According to the documents, the device has microphones equipped with software capable of analyzing the sound of the voice and, from there, deciphering the emotional state of the user. With constant use, the device would become able to guide the owner of the device over the best way to interact with other people.
And how would that work?
Well, it would seem that this technology would give you “advice” so that you can interact more effectively with other people – that is, it would be able to understand what you feel in a moment of tension to calm you, for example.
The Bloomberg team spoke to a source and reviewed internal company documents. Which allegedly show that Alexa’s software team, in conjunction with the Lab 126 hardware division. Is involved in the project.

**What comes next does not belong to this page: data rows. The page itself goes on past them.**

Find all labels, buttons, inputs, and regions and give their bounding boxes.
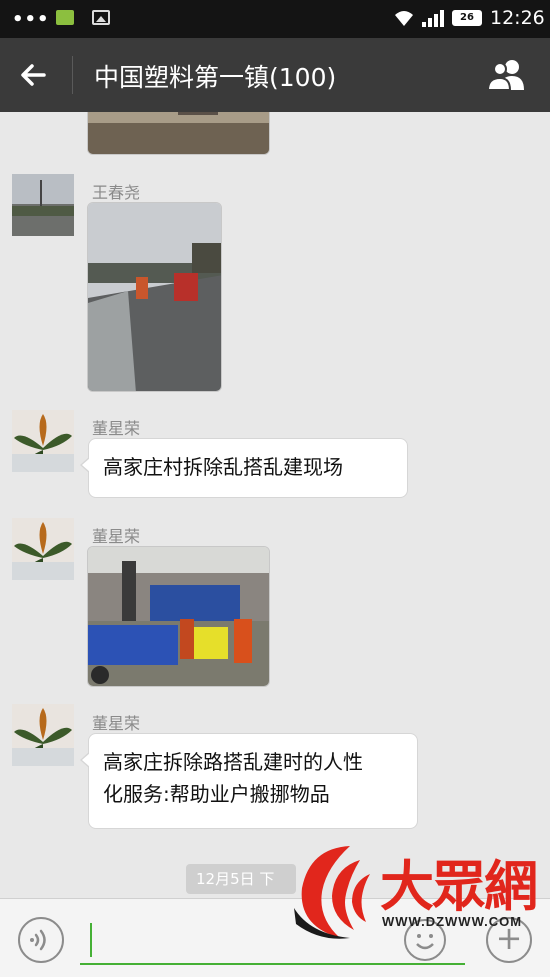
wifi-icon (395, 11, 413, 26)
message-image[interactable] (87, 112, 270, 155)
status-dots: ••• (12, 9, 50, 30)
signal-icon (422, 10, 444, 27)
message-text-line: 化服务:帮助业户搬挪物品 (103, 782, 330, 806)
avatar[interactable] (12, 704, 74, 766)
sender-name: 董星荣 (92, 714, 141, 733)
message-image[interactable] (87, 202, 222, 392)
arrow-left-icon[interactable] (14, 56, 54, 94)
sender-name: 王春尧 (92, 183, 141, 202)
message-text: 高家庄村拆除乱搭乱建现场 (103, 455, 343, 479)
plus-icon[interactable]: + (486, 917, 532, 963)
gallery-notification-icon (92, 10, 110, 25)
avatar[interactable] (12, 518, 74, 580)
avatar[interactable] (12, 174, 74, 236)
sender-name: 董星荣 (92, 419, 141, 438)
sender-name: 董星荣 (92, 527, 141, 546)
battery-icon: 26 (452, 10, 482, 26)
group-members-icon[interactable] (484, 56, 530, 94)
message-bubble[interactable]: 高家庄拆除路搭乱建时的人性 化服务:帮助业户搬挪物品 (80, 733, 418, 829)
app-notification-icon (56, 10, 74, 25)
voice-icon[interactable] (18, 917, 64, 963)
status-time: 12:26 (490, 7, 545, 29)
text-caret (90, 923, 92, 957)
message-image[interactable] (87, 546, 270, 687)
chat-header: 中国塑料第一镇(100) (0, 38, 550, 112)
timestamp-divider: 12月5日 下 (186, 864, 296, 894)
status-bar: ••• 26 12:26 (0, 0, 550, 38)
message-bubble[interactable]: 高家庄村拆除乱搭乱建现场 (80, 438, 408, 498)
message-text-line: 高家庄拆除路搭乱建时的人性 (103, 750, 363, 774)
header-divider (72, 56, 73, 94)
emoji-icon[interactable] (404, 919, 446, 961)
chat-message-list[interactable]: 王春尧 董星荣 高家庄村拆除乱搭乱建现场 董星荣 董星荣 高家庄拆除路搭乱建时的… (0, 112, 550, 898)
chat-title: 中国塑料第一镇(100) (94, 63, 337, 92)
avatar[interactable] (12, 410, 74, 472)
message-input-bar: + (0, 898, 550, 977)
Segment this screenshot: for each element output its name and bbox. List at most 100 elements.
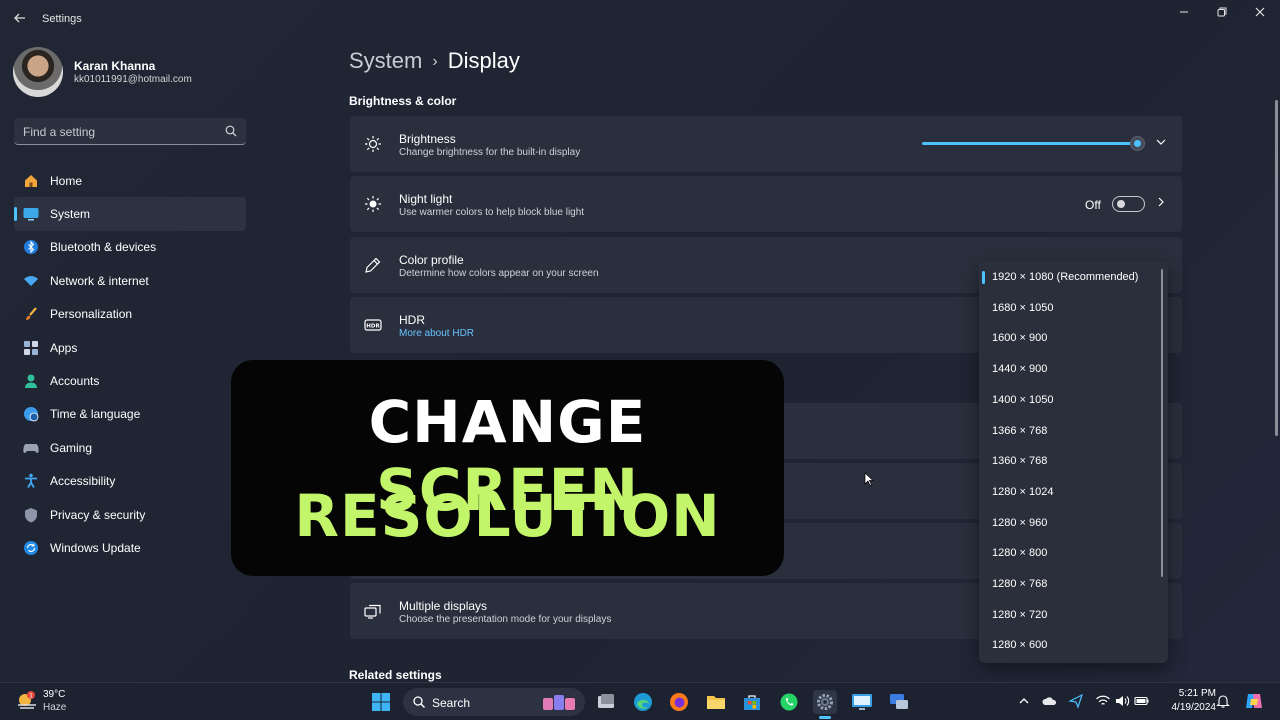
clock-time[interactable]: 5:21 PM [1166, 688, 1216, 699]
brightness-slider-thumb[interactable] [1130, 136, 1145, 151]
home-icon [22, 172, 40, 190]
settings-window: Settings Karan Khanna kk01011991@hotmail… [0, 0, 1280, 682]
resolution-option-label: 1280 × 1024 [992, 485, 1054, 498]
wifi-status-icon[interactable] [1095, 693, 1111, 709]
whatsapp-icon [780, 693, 798, 711]
night-light-toggle[interactable] [1112, 196, 1145, 212]
copilot-icon[interactable] [1244, 691, 1264, 711]
close-icon [1255, 7, 1265, 17]
whatsapp-button[interactable] [777, 690, 801, 714]
sidebar-item-label: Windows Update [50, 540, 141, 555]
resolution-option-label: 1680 × 1050 [992, 301, 1054, 314]
remote-desktop-button[interactable] [850, 690, 874, 714]
search-icon [225, 125, 237, 137]
firefox-button[interactable] [667, 690, 691, 714]
sidebar-item-label: Apps [50, 340, 78, 355]
sidebar-item-network[interactable]: Network & internet [14, 264, 246, 297]
resolution-option-label: 1280 × 800 [992, 547, 1048, 560]
weather-condition: Haze [43, 702, 67, 713]
breadcrumb-parent[interactable]: System [349, 48, 422, 73]
sidebar-item-apps[interactable]: Apps [14, 331, 246, 364]
resolution-option[interactable]: 1440 × 900 [979, 354, 1159, 384]
sidebar-item-accounts[interactable]: Accounts [14, 364, 246, 397]
resolution-option[interactable]: 1400 × 1050 [979, 385, 1159, 415]
resolution-option[interactable]: 1280 × 720 [979, 600, 1159, 630]
edge-icon [634, 693, 652, 711]
night-light-state: Off [1085, 198, 1101, 212]
notification-bell-icon[interactable] [1215, 693, 1231, 709]
banner-line-2: RESOLUTION [231, 482, 784, 550]
chevron-up-icon[interactable] [1016, 693, 1032, 709]
sidebar-item-home[interactable]: Home [14, 164, 246, 197]
resolution-option[interactable]: 1280 × 1024 [979, 477, 1159, 507]
resolution-option[interactable]: 1360 × 768 [979, 446, 1159, 476]
sidebar-item-gaming[interactable]: Gaming [14, 431, 246, 464]
shield-icon [22, 506, 40, 524]
battery-charging-icon[interactable] [1134, 693, 1150, 709]
settings-taskbar-button[interactable] [813, 690, 837, 714]
sidebar-item-system[interactable]: System [14, 197, 246, 231]
title-bar: Settings [0, 0, 1280, 40]
avatar[interactable] [13, 47, 63, 97]
taskbar-search-label: Search [432, 696, 471, 710]
volume-icon[interactable] [1114, 693, 1130, 709]
file-explorer-button[interactable] [704, 690, 728, 714]
mouse-cursor-icon [864, 472, 874, 486]
sidebar-item-time-language[interactable]: Time & language [14, 398, 246, 431]
resolution-option[interactable]: 1280 × 960 [979, 508, 1159, 538]
network-app-icon [890, 694, 908, 709]
resolution-option[interactable]: 1680 × 1050 [979, 293, 1159, 323]
minimize-button[interactable] [1168, 5, 1200, 23]
minimize-icon [1180, 11, 1188, 13]
maximize-button[interactable] [1206, 5, 1238, 23]
chevron-down-icon[interactable] [1154, 135, 1168, 149]
send-icon[interactable] [1068, 693, 1084, 709]
edge-button[interactable] [631, 690, 655, 714]
store-button[interactable] [740, 690, 764, 714]
section-title-related-settings: Related settings [349, 668, 442, 682]
search-input[interactable]: Find a setting [14, 118, 246, 145]
resolution-option[interactable]: 1280 × 800 [979, 538, 1159, 568]
weather-temp: 39°C [43, 689, 66, 700]
search-highlight-icon [543, 695, 575, 710]
weather-badge: 1 [29, 692, 33, 699]
profile-name: Karan Khanna [74, 59, 156, 73]
dropdown-scrollbar[interactable] [1161, 269, 1163, 577]
back-button[interactable] [10, 11, 30, 29]
monitor-app-icon [852, 694, 872, 710]
resolution-option[interactable]: 1920 × 1080 (Recommended) [979, 262, 1159, 292]
brightness-slider[interactable] [922, 142, 1131, 145]
sidebar-item-accessibility[interactable]: Accessibility [14, 465, 246, 498]
sidebar-item-personalization[interactable]: Personalization [14, 298, 246, 331]
page-scrollbar[interactable] [1275, 100, 1278, 436]
task-view-button[interactable] [594, 690, 618, 714]
resolution-option[interactable]: 1280 × 768 [979, 569, 1159, 599]
hdr-learn-more-link[interactable]: More about HDR [399, 328, 474, 339]
start-button[interactable] [369, 690, 393, 714]
night-light-card[interactable]: Night light Use warmer colors to help bl… [350, 176, 1182, 232]
snipping-tool-button[interactable] [887, 690, 911, 714]
sidebar-item-windows-update[interactable]: Windows Update [14, 531, 246, 564]
onedrive-icon[interactable] [1042, 693, 1058, 709]
resolution-option[interactable]: 1366 × 768 [979, 416, 1159, 446]
breadcrumb: System › Display [349, 48, 520, 74]
sidebar-item-bluetooth[interactable]: Bluetooth & devices [14, 231, 246, 264]
restore-icon [1217, 7, 1227, 17]
close-button[interactable] [1244, 5, 1276, 23]
sidebar-item-label: Privacy & security [50, 507, 146, 522]
resolution-option[interactable]: 1280 × 600 [979, 630, 1159, 660]
sidebar-item-label: System [50, 207, 91, 222]
sidebar-item-label: Time & language [50, 407, 141, 422]
clock-date[interactable]: 4/19/2024 [1150, 702, 1217, 713]
sidebar-item-privacy[interactable]: Privacy & security [14, 498, 246, 531]
folder-icon [707, 696, 725, 709]
weather-haze-icon[interactable]: 1 [16, 691, 38, 711]
person-icon [22, 372, 40, 390]
store-icon [744, 695, 760, 710]
multiple-displays-icon [364, 604, 381, 619]
resolution-dropdown: 1920 × 1080 (Recommended) 1680 × 1050 16… [979, 261, 1168, 663]
resolution-option[interactable]: 1600 × 900 [979, 323, 1159, 353]
taskbar-search[interactable]: Search [403, 688, 585, 716]
resolution-option-label: 1280 × 720 [992, 608, 1048, 621]
chevron-right-icon[interactable] [1154, 195, 1168, 209]
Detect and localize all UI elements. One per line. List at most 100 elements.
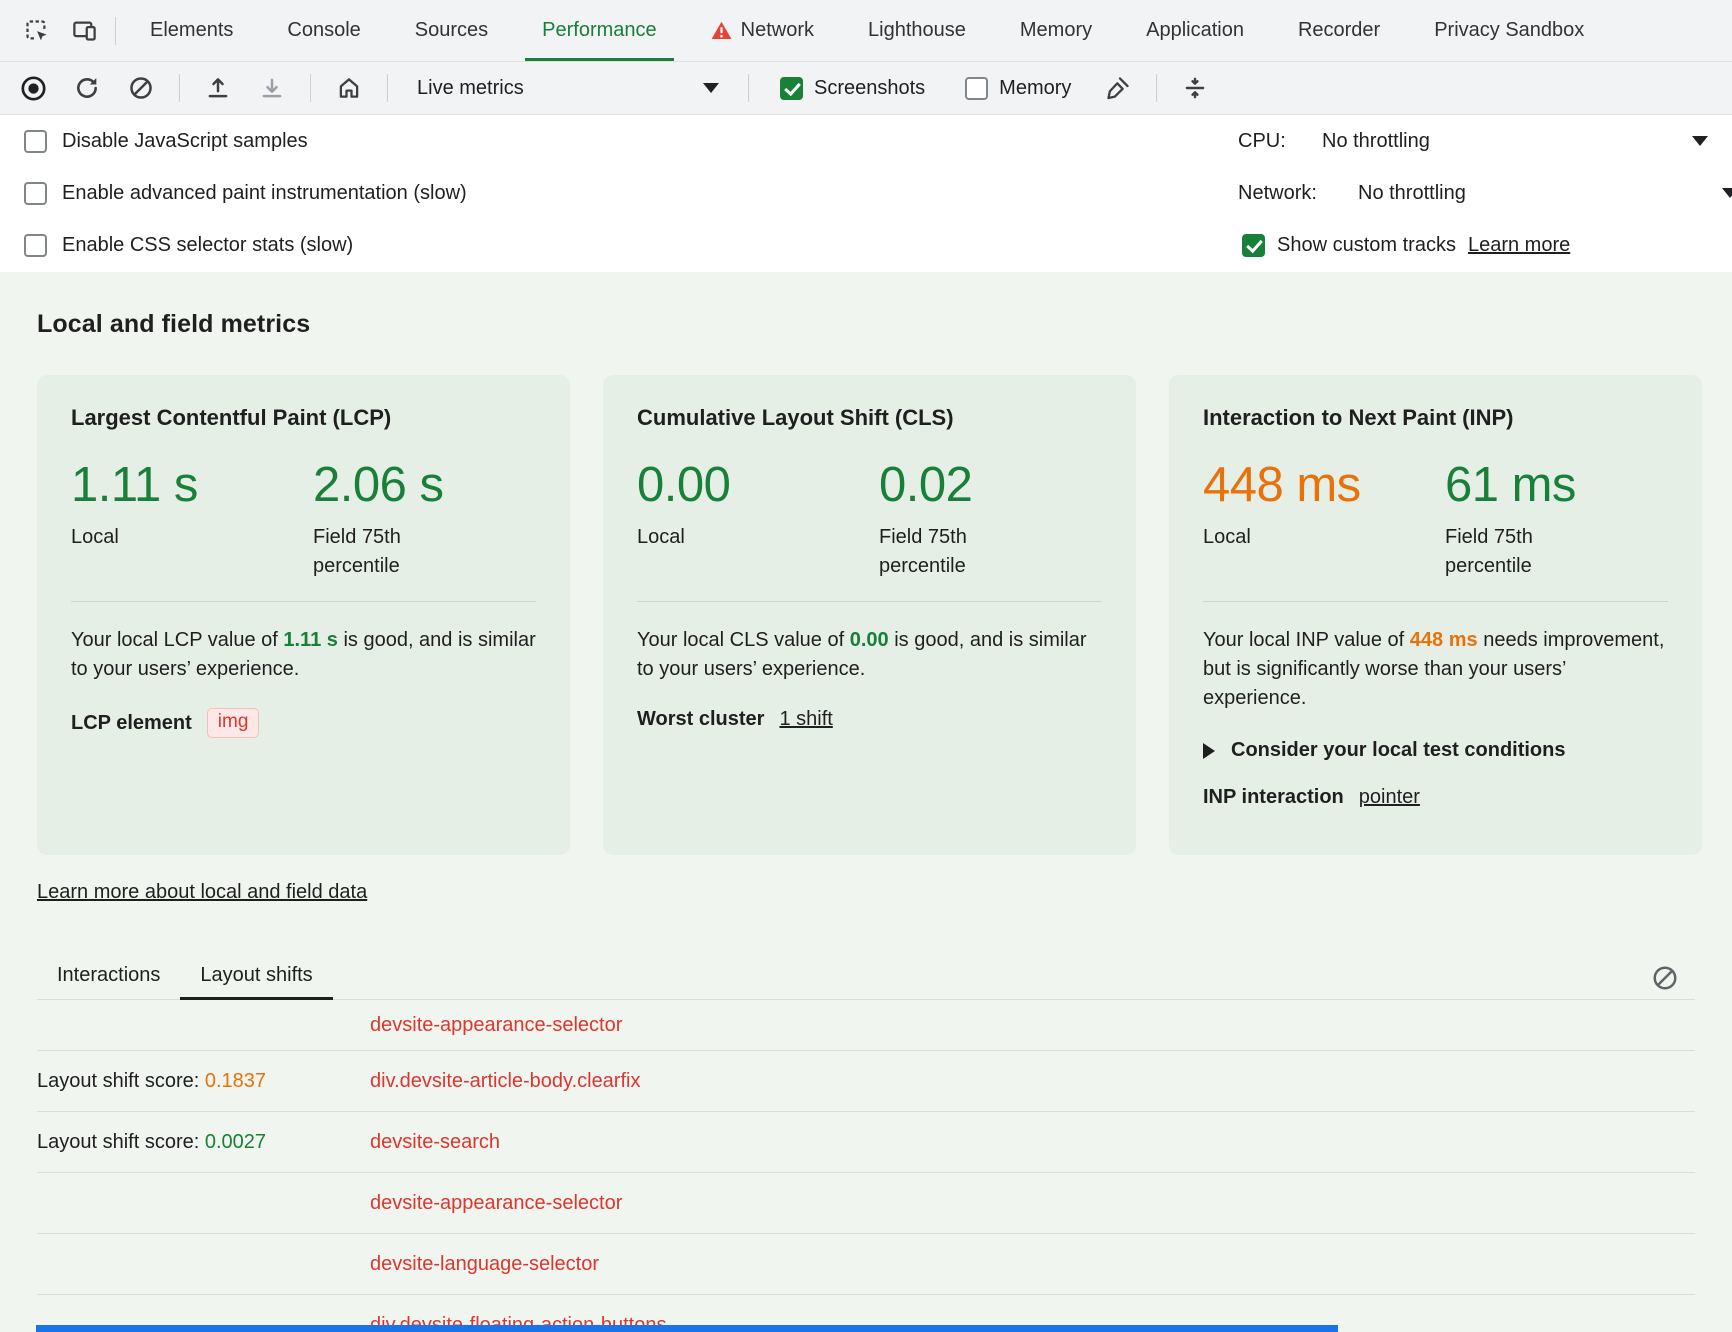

The wearable should use an application and have microphones capable of “discerning the user’s emotional state in the tone of voice,” the website says. “Eventually, the technology may be able to advise the user to interact more effectively with others.”
The Lab 126 is responsible for Kindle, Fire Phone and Amazon Echo speaker, which introduced Alexa to the world. A report last year suggests that the group also develops a home robot. The common point among Amazon products is the incorporation of the virtual intelligence wizard into all hardware items.
The idea seems to be to give Alexa a sense of awareness and identification of emotions from the new device. Thus, it is clear that Amazon’s amibitions for the future of the wizard are great. Nonetheless, getting an accurate – or at least reliable. Picture of someone’s emotional state can be an extremely difficult and time consuming task.
Amazon is not alone in the “race” to develop smarter, emotion-related products. Giants like Microsoft, Alphabet and IBM already work on technologies that can interpret emotions through images, audio and other content.